Uma reflexão sobre os aniversários de 70 anos da Declaração Universal dos Direitos Humanos e os 50 anos do AI-5

fevereiro 27, 2019


Essa semana lembraremos duas datas importantes: os 70 anos da Declaração Universal dos Direitos Humanos e os 50 anos do Ato Institucional n. 5, que marcou o início da fase mais cruel e sangrenta da Ditadura Civil-Militar.

Depois de 70 anos, está claro que não apenas o discurso sobre os Direitos Humanos precisa se renovar, mas o próprio conceito em si. A ampliação dos direitos coletivos, das lutas identitárias, do fortalecimento das minorias sociais. A globalização econômica com livre circulação de dinheiro e empresas, mas com severas restrições para pessoas. Novos fluxos migratórios, milhares de refugiados de guerras, desalojados por questões ambientais causadas pelo aquecimento global. O neoliberalismo econômico que agrava a cada dia o abismo entre pobres e ricos. O medo e insegurança das grandes cidades. A busca por soluções mágicas para problemas complexos. Como os DH vão responder a essas e tantas outras questões fundamentais do nosso tempo?

Se a Declaração dos Direitos Humanos parece ter esmaecido com o passar do tempo, o AI-5 continua vivo e forte no dia-a-dia dos brasileiros. A tortura ainda é prática recorrente. Se na ditadura o inimigo era o subversivo, o comunista, o guerrilheiro, qualquer pessoa que pensasse diferente da ordem imposta, hoje quem padece esse cotidiano na pele são crianças, jovens, homens e mulheres que vivem nas periferias, em geral negros e pobres, a população carcerária e seus familiares, militantes de movimentos sociais, manifestantes, populacao LGBTQ+.

A continuidade desses crimes deve-se muito à impunidade. O fim da ditadura veio com o sabor amargo de uma anistia que perdoou as vítimas e também os algozes. Mesmo sabendo-se os nomes de torturadores, de médicos que forjaram atestados de óbito, de policiais, civis e políticos que apoiaram a prática da tortura, esses criminosos nunca foram acusados, processados e julgados. Muitos, ainda vivos, se aposentaram e recebem pensão com o nosso dinheiro.

Como ativista dos Direitos Humanos e pesquisadora sobre a Ditadura eu sinto que nunca foi tão urgente falar sobre os dois assuntos. A importância das efemérides não está apenas em marcar o tempo. Nestas datas temos a oportunidade de refletir.

Como conciliar esses dois temas? Como tornar os Direitos Humanos uma luta na qual todos e todas se sintam incluídos e engajados? Como denunciar a violência de Estado que se perpetuou desde o AI-5? Acredito que a memória é um caminho importante, já que o esquecimento favorece a perpetuação da violência. Mal citando Hannah Arendt, o mal se torna banal com a ação de poucos e a omissão de todos os outros.

A memória, irmã da tradição, tem esse papel fundamental: manter presente no consciente coletivo o caminho que a humanidade percorreu até chegar ao agora, único tempo em que vivemos. Ao ouvir as palavras do passado, somos capazes de construir nosso presente e saber onde pisamos. E reescrever o que for preciso.

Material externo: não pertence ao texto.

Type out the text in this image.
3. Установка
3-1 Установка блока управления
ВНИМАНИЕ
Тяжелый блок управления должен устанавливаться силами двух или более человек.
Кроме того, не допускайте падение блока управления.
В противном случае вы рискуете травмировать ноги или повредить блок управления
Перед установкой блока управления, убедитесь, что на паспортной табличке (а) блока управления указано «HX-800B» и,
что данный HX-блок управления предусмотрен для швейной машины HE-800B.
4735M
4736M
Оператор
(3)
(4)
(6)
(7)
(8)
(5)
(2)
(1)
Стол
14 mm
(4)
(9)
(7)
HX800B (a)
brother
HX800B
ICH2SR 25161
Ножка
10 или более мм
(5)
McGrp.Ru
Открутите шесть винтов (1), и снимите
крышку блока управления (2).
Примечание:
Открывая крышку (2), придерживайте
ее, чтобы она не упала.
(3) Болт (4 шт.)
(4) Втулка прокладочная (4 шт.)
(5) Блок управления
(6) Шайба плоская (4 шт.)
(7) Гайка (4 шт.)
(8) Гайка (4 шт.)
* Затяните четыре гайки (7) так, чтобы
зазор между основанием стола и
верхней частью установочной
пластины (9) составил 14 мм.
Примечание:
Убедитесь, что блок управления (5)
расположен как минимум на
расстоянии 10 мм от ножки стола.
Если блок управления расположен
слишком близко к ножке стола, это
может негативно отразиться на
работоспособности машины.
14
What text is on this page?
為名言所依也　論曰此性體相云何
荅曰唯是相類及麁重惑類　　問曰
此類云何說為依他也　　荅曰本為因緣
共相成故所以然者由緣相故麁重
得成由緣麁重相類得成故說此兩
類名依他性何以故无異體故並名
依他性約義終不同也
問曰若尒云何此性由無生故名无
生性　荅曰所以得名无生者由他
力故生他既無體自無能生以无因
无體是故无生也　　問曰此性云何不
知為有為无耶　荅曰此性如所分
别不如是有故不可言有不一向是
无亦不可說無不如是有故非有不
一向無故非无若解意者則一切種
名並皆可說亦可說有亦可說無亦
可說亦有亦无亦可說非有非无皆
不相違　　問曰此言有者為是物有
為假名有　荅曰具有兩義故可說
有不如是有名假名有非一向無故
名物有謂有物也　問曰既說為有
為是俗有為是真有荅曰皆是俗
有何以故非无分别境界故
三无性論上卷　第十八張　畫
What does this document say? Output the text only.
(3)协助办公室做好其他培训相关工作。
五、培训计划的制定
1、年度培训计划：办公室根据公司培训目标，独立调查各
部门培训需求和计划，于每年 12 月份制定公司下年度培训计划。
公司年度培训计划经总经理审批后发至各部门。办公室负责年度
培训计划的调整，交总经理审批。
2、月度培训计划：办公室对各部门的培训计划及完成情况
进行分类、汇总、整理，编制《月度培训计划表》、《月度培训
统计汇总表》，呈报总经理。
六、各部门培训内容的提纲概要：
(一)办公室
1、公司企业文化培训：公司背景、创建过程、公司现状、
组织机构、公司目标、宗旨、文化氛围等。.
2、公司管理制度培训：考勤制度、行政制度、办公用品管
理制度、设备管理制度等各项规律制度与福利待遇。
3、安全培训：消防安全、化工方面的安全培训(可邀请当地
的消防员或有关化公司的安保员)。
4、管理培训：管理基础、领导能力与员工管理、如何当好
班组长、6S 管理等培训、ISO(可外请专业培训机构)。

Walter Benjamin, em seu famoso texto sobre o conceito da história, afirma que

“somente a humanidade redimida obterá o seu passado completo. Isso quer dizer: somente para a humanidade redimida o seu passado tornou-se citável, em cada um de seus momentos. Cada um dos seus momentos vividos transforma-se numa citation à l´ordre du jour – e esse é justamente o dia do juízo final”.

Que possamos nos tornar redimidos, sem medo de trazer à memória cada fato da nossa história, tanto o que pode nos dar esperança, quanto o que nos impele a resistir.

Ana Castro é autora do livro Kaddish – Prece para uma desaparecida, que conta a história de Ana Rosa Kucinski Silva. Uma das 210 pessoas que ainda estão desaparecidas, desde a época da ditadura civil-militar. É mãe da Tarsila e do Ernesto. Também é pesquisadora sobre livros, repressão e memória. Doutora em Ciências da Comunicação pela ECA-USP. Recebeu seis prêmios como jornalista, tendo atuado na TV Globo, na Pública – Agência de Jornalismo Investigativo, no UOL, entre outros. Produziu e dirigiu o documentário Coratio – sobre a violência de Estado da ditadura aos dias de hoje. Acredita que a memória é o que nos une e que contar histórias é um ofício sagrado.